Solti/LSO: Mahler Symphony No. 2 "Resurrection" - Decca SET 325-6
Box VG+ / LPs NM-
Corner wear to box; no corner breaks or splits.
This handsome 2LP box set from Decca (SET 325-26, English pressing, purple/silver WBg label, stereo, booklet and original inner sleeves included) features Sir Georg Solti's incandescent account of Mahler's Symphony No. 2 in D minor 'Resurrection', recorded with the London Symphony Orchestra and Chorus (Director: John Alldis), with soloists Heather Harper (soprano) and Helen Watts (contralto).
This remarkable performance was set down in the fabled acoustics of London’s Kingsway Hall in May 1966 (producer: David Harvey / engineer: Gordon Parry).

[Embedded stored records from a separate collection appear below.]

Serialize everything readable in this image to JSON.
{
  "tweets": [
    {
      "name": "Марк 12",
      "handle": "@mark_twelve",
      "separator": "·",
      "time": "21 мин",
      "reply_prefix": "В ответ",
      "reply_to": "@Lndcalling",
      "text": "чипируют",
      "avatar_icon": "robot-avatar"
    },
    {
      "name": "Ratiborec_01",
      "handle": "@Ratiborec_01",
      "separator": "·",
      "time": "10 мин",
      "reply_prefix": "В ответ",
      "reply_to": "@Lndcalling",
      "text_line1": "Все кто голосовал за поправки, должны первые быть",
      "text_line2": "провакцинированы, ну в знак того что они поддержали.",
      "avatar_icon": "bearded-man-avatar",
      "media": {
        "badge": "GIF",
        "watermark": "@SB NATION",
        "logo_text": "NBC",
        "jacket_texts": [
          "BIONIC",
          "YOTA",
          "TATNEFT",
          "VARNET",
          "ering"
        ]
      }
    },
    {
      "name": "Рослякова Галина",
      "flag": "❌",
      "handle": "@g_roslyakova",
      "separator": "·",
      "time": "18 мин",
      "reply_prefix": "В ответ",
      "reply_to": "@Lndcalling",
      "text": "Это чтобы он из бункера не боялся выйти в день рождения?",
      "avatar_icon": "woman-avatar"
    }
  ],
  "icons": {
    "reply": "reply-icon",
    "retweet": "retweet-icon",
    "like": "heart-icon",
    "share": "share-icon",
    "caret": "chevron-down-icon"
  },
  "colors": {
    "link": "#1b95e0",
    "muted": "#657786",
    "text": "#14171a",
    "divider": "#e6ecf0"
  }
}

Wrote Editor David Hurwitz in his review of the Decca Originals CD re-issue for ClassicsToday.com:
"Georg Solti's first recording of the "Resurrection" Symphony, dating from 1966, belongs with his LSO accounts of the First and Ninth as among the great Mahler performances of the "first wave" of stereo versions. Along with the Decca Ring, these releases established Solti as a major conductor, and they roundly outclass his steely-toned Chicago remakes (with the exception of the Third Symphony, which is dreadful in both cases). Solti attacks the opening movement with incredible vehemence and has the (closely miked) LSO cellos and basses playing like the very personification of evil intent. If you haven't heard this performance for a while, this movement alone eloquently demonstrates just how exciting Solti was in his day, and how few performances have equaled him since.

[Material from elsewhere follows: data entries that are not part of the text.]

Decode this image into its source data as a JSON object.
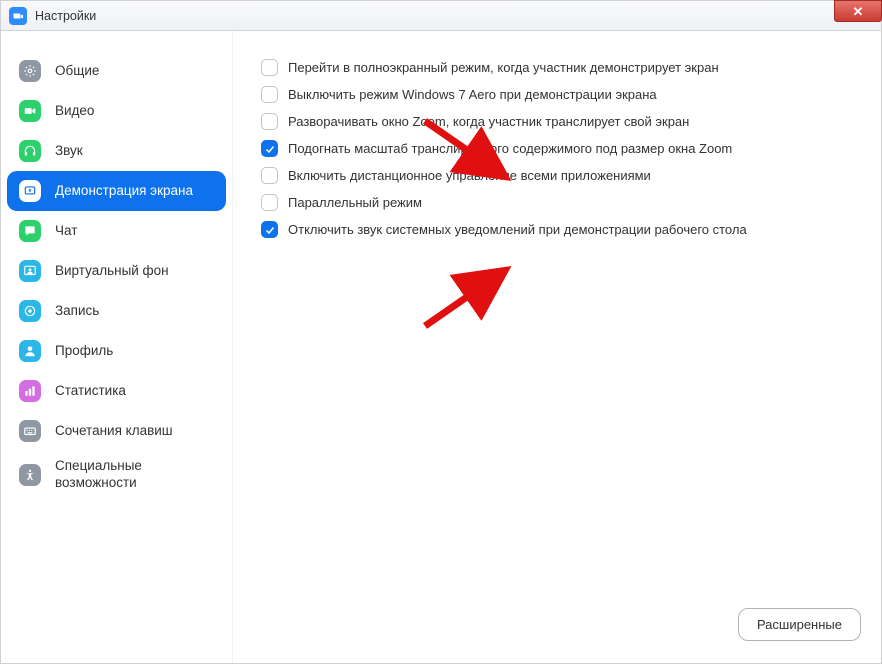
{
  "window": {
    "title": "Настройки"
  },
  "sidebar": {
    "items": [
      {
        "label": "Общие",
        "icon": "gear",
        "color": "#8f97a3"
      },
      {
        "label": "Видео",
        "icon": "video",
        "color": "#2dd16c"
      },
      {
        "label": "Звук",
        "icon": "headphones",
        "color": "#2dd16c"
      },
      {
        "label": "Демонстрация экрана",
        "icon": "share",
        "color": "#ffffff",
        "active": true
      },
      {
        "label": "Чат",
        "icon": "chat",
        "color": "#2dd16c"
      },
      {
        "label": "Виртуальный фон",
        "icon": "virtualbg",
        "color": "#2ab6e6"
      },
      {
        "label": "Запись",
        "icon": "record",
        "color": "#2ab6e6"
      },
      {
        "label": "Профиль",
        "icon": "profile",
        "color": "#2ab6e6"
      },
      {
        "label": "Статистика",
        "icon": "stats",
        "color": "#d56de2"
      },
      {
        "label": "Сочетания клавиш",
        "icon": "keyboard",
        "color": "#8f97a3"
      },
      {
        "label": "Специальные возможности",
        "icon": "accessibility",
        "color": "#8f97a3"
      }
    ]
  },
  "options": [
    {
      "label": "Перейти в полноэкранный режим, когда участник демонстрирует экран",
      "checked": false
    },
    {
      "label": "Выключить режим Windows 7 Aero при демонстрации экрана",
      "checked": false
    },
    {
      "label": "Разворачивать окно Zoom, когда участник транслирует свой экран",
      "checked": false
    },
    {
      "label": "Подогнать масштаб транслируемого содержимого под размер окна Zoom",
      "checked": true
    },
    {
      "label": "Включить дистанционное управление всеми приложениями",
      "checked": false
    },
    {
      "label": "Параллельный режим",
      "checked": false
    },
    {
      "label": "Отключить звук системных уведомлений при демонстрации рабочего стола",
      "checked": true
    }
  ],
  "advanced_button": "Расширенные"
}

"The two inner movements are taken swiftly, but also graciously in the Andante, and with plenty of color and character in the scherzo. Helen Watts is excellent in "Urlicht", and Solti whips up the early orchestral episodes of the finale to a fine frenzy. The LSO Chorus (under John Alldis) sings beautifully throughout the movement's second half. And if you thrill to the sound of Mahler's bells and tam-tams in the closing pages, this performance seldom has been equaled for sheer tintinnabulatory splendor (and it serves as a useful corrective to the many, many versions that wimp out in this respect).

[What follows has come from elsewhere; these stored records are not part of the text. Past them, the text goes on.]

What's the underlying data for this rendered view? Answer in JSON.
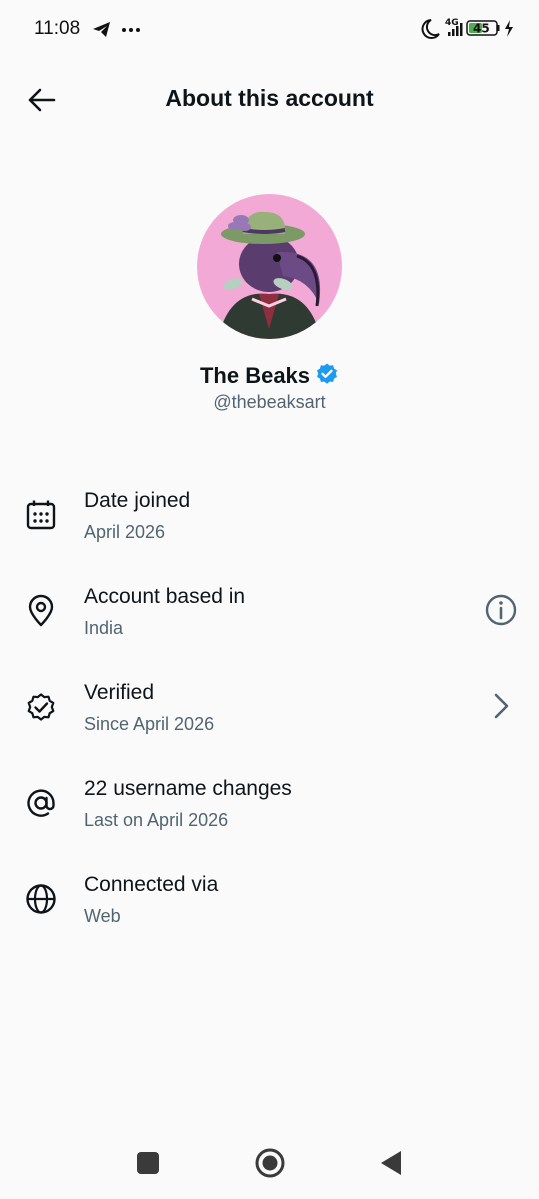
{
  "status_bar": {
    "time": "11:08",
    "network": "4G",
    "battery": "45",
    "icons": [
      "telegram-icon",
      "more-dots-icon",
      "moon-icon",
      "signal-icon",
      "battery-icon",
      "charging-icon"
    ]
  },
  "header": {
    "title": "About this account",
    "back_icon": "back-arrow-icon"
  },
  "profile": {
    "name": "The Beaks",
    "handle": "@thebeaksart",
    "verified": true,
    "badge_color": "#1d9bf0",
    "avatar_bg": "#f3a9d5"
  },
  "items": [
    {
      "icon": "calendar-icon",
      "title": "Date joined",
      "subtitle": "April 2026"
    },
    {
      "icon": "location-pin-icon",
      "title": "Account based in",
      "subtitle": "India",
      "trailing": "info-icon"
    },
    {
      "icon": "verified-check-icon",
      "title": "Verified",
      "subtitle": "Since April 2026",
      "trailing": "chevron-right-icon"
    },
    {
      "icon": "at-sign-icon",
      "title": "22 username changes",
      "subtitle": "Last on April 2026"
    },
    {
      "icon": "globe-icon",
      "title": "Connected via",
      "subtitle": "Web"
    }
  ],
  "nav": [
    "recents-square-icon",
    "home-circle-icon",
    "back-triangle-icon"
  ]
}
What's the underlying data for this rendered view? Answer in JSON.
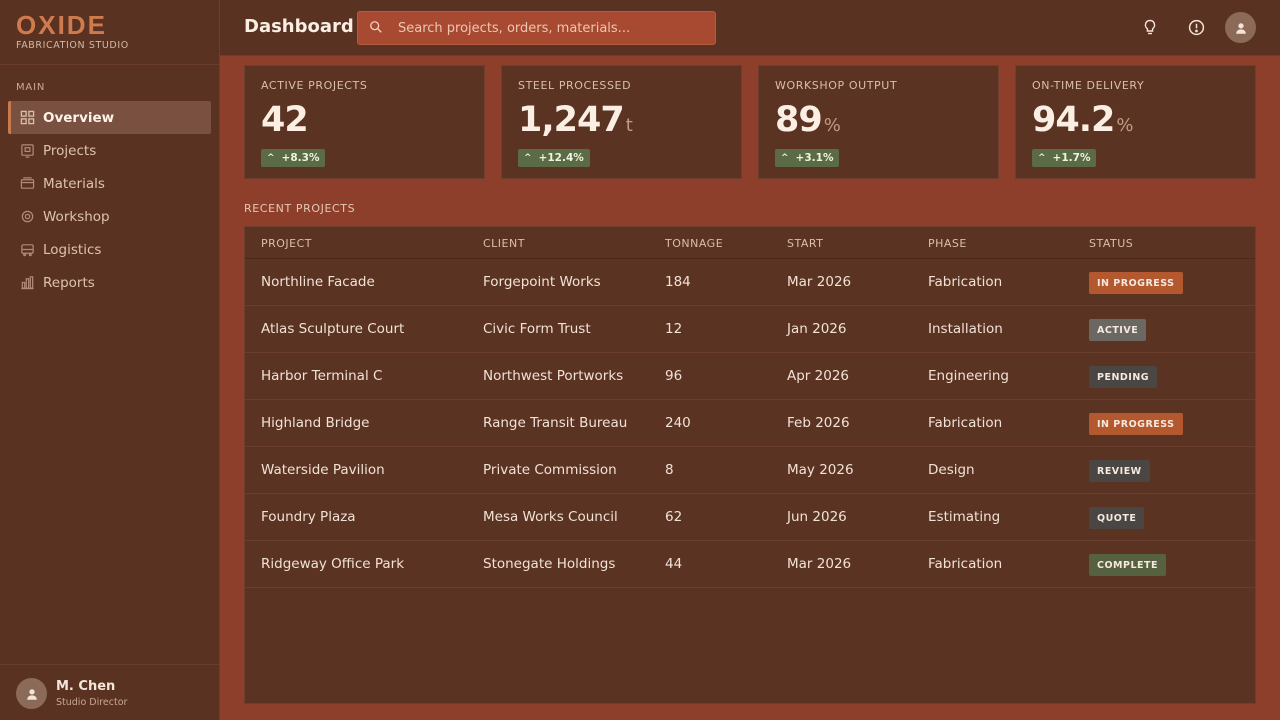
{
  "brand": {
    "name": "OXIDE",
    "subtitle": "FABRICATION STUDIO"
  },
  "sidebar": {
    "section_label": "MAIN",
    "items": [
      {
        "label": "Overview",
        "icon": "grid-icon",
        "active": true
      },
      {
        "label": "Projects",
        "icon": "projects-icon",
        "active": false
      },
      {
        "label": "Materials",
        "icon": "materials-icon",
        "active": false
      },
      {
        "label": "Workshop",
        "icon": "gear-icon",
        "active": false
      },
      {
        "label": "Logistics",
        "icon": "truck-icon",
        "active": false
      },
      {
        "label": "Reports",
        "icon": "bar-chart-icon",
        "active": false
      }
    ]
  },
  "user": {
    "name": "M. Chen",
    "role": "Studio Director"
  },
  "header": {
    "title": "Dashboard",
    "search_placeholder": "Search projects, orders, materials..."
  },
  "kpis": [
    {
      "label": "ACTIVE PROJECTS",
      "value": "42",
      "unit": "",
      "delta": "+8.3%"
    },
    {
      "label": "STEEL PROCESSED",
      "value": "1,247",
      "unit": "t",
      "delta": "+12.4%"
    },
    {
      "label": "WORKSHOP OUTPUT",
      "value": "89",
      "unit": "%",
      "delta": "+3.1%"
    },
    {
      "label": "ON-TIME DELIVERY",
      "value": "94.2",
      "unit": "%",
      "delta": "+1.7%"
    }
  ],
  "recent": {
    "title": "RECENT PROJECTS",
    "columns": [
      "PROJECT",
      "CLIENT",
      "TONNAGE",
      "START",
      "PHASE",
      "STATUS"
    ],
    "rows": [
      {
        "project": "Northline Facade",
        "client": "Forgepoint Works",
        "tonnage": "184",
        "start": "Mar 2026",
        "phase": "Fabrication",
        "status": "IN PROGRESS",
        "status_color": "#b4582f"
      },
      {
        "project": "Atlas Sculpture Court",
        "client": "Civic Form Trust",
        "tonnage": "12",
        "start": "Jan 2026",
        "phase": "Installation",
        "status": "ACTIVE",
        "status_color": "#6b6863"
      },
      {
        "project": "Harbor Terminal C",
        "client": "Northwest Portworks",
        "tonnage": "96",
        "start": "Apr 2026",
        "phase": "Engineering",
        "status": "PENDING",
        "status_color": "#4a4643"
      },
      {
        "project": "Highland Bridge",
        "client": "Range Transit Bureau",
        "tonnage": "240",
        "start": "Feb 2026",
        "phase": "Fabrication",
        "status": "IN PROGRESS",
        "status_color": "#b4582f"
      },
      {
        "project": "Waterside Pavilion",
        "client": "Private Commission",
        "tonnage": "8",
        "start": "May 2026",
        "phase": "Design",
        "status": "REVIEW",
        "status_color": "#4a4643"
      },
      {
        "project": "Foundry Plaza",
        "client": "Mesa Works Council",
        "tonnage": "62",
        "start": "Jun 2026",
        "phase": "Estimating",
        "status": "QUOTE",
        "status_color": "#4a4643"
      },
      {
        "project": "Ridgeway Office Park",
        "client": "Stonegate Holdings",
        "tonnage": "44",
        "start": "Mar 2026",
        "phase": "Fabrication",
        "status": "COMPLETE",
        "status_color": "#56613f"
      }
    ]
  }
}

"The sonics always were oddly interventionist, especially in the finale. For example, the eruption of the "dead march" features very noticeable changes of perspective, the deep bass has a "woody" quality as though cut off at the lowest frequencies, the final chorus could use more organ, and the very last chord features a crescendo quite evidently managed as much at the mixing console as from the podium. Never mind: this is still an extremely enjoyable, "take no prisoners" interpretation, which is exactly as it should be. Now on a single disc timing out at slightly more than 80 minutes, it becomes a prime recommendation, especially at the modest price. I'm delighted to welcome it back."
It is a wonderful performance and has never sounded so splendid as here – outstanding!
Included is a full-size, 4-page booklet with insightful and eloquent liner notes by Mahler authority Deryck Cooke, printed in English only. The lovely cover photo is credited to Decca’s Publicity Art Department.